Legislators sworn into the 61st Jalisco State Congress last weekend underscored their commitment to opening avenues for greater citizen participation in the lawmaking process.

At the November 1 opening session, legislators from the seven political parties represented in the 39-member Congress – as well as 27-year-old independent Pedro Kumamoto – touched on the need to find better ways of engaging with constituents and building public trust.

Jalisco Governor Aristoteles Sandoval announced that he would shortly present a bill, the Ley de Participación Ciudadana, that could provide funds to support citizen initiatives and include the option of plebiscites and referendums in certain areas of the legislative agenda.  The initiative is one of 33 the governor said that he intends to send to Congress.

Making his initial intervention in the chamber, Kumamoto said the fact that voters had elected an independent candidate to Congress for the first time sent “a clear message” that citizens still maintained faith that (Congress) could work in their interests. He vowed to work with “one foot in Congress and the other on the street” and confront “partidocracia,” a word in Spanish that roughly translates as the practice of political parties acting only among themselves, and being out of touch with the public.

The 61st Jalisco Legislature comprises 14 representatives from the Citizen’s Movement (MC), 13 from the Institutional Revolutionary Party (PRI), five from the National Action Party (PAN), three from the Green Party (PVEM), two from the Party of the Democratic Revolution (PRD), one from the New Alliance Party (PANAL) and one independent legislator (Pedro Kumamoto).
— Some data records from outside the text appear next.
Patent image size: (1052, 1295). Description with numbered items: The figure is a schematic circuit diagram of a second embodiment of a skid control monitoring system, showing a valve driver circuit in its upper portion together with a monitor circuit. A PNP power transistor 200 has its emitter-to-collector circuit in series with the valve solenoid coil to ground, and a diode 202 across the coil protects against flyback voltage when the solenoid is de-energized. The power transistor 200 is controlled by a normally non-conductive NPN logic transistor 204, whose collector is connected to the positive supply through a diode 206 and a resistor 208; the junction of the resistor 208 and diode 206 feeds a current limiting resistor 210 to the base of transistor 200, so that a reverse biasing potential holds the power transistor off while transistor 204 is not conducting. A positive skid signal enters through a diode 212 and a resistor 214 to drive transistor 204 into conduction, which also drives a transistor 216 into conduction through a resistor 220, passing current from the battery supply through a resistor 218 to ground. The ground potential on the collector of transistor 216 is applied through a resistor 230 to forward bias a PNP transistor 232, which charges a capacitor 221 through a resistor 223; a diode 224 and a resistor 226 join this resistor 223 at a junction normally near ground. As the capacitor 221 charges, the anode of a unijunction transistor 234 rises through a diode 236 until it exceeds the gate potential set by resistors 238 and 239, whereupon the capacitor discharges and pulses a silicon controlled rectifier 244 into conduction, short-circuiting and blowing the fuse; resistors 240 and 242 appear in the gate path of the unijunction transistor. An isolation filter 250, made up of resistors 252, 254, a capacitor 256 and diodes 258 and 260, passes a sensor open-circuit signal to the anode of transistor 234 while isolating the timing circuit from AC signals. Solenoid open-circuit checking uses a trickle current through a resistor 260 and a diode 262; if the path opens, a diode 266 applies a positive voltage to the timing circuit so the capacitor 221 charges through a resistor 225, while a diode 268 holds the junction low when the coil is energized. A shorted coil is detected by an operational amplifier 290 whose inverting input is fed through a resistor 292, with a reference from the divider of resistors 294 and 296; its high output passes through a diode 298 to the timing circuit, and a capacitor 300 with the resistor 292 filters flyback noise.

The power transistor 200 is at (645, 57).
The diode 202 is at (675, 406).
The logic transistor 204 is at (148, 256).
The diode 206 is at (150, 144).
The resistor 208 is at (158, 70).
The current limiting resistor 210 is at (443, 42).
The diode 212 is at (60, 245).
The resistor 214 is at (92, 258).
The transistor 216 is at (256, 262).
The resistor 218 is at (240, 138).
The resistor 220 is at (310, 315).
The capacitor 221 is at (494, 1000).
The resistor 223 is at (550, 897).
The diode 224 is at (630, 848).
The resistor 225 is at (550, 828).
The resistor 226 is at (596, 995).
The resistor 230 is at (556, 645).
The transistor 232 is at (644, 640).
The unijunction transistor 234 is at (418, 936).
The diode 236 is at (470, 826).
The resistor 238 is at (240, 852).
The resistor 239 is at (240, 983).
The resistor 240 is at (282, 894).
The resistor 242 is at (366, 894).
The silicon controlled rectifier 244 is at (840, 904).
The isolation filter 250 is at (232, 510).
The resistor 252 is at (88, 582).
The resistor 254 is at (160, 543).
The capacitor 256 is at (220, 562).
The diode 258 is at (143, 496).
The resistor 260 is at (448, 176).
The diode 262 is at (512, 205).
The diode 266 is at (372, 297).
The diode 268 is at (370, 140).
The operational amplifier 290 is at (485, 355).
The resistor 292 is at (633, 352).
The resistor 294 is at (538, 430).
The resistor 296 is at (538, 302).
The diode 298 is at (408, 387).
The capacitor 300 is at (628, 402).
The legislature is made up of 24 men and 15 women.

Kumamoto can expect his performance to be carefully monitored by the media and the general public eager to see if an independent candidate with relatively no political experience can leave a mark on an institution that for decades has been run akin to a private club, replenished every three years with similar faces that have “done the rounds” of municipal, state and federal government bodies.

Political analyst Diego Petersen, writing in Guadalajara daily El Informador, suggests that citizens should not expect a slew of initiatives from Kumamoto.  What is more important, he says, is that he doesn’t fall into the practice of getting involved in “shady backroom deals,” and that he acts as a conduit with citizenry to clarify the processes behind lawmakers’ decision making. 

During his intervention at the first session, former Tlajomulco Mayor Isamel del Toro, leader of the MC faction, urged his fellow members to “clean up” the image of a Congress that has been “infected to the bones by corruption and impunity.”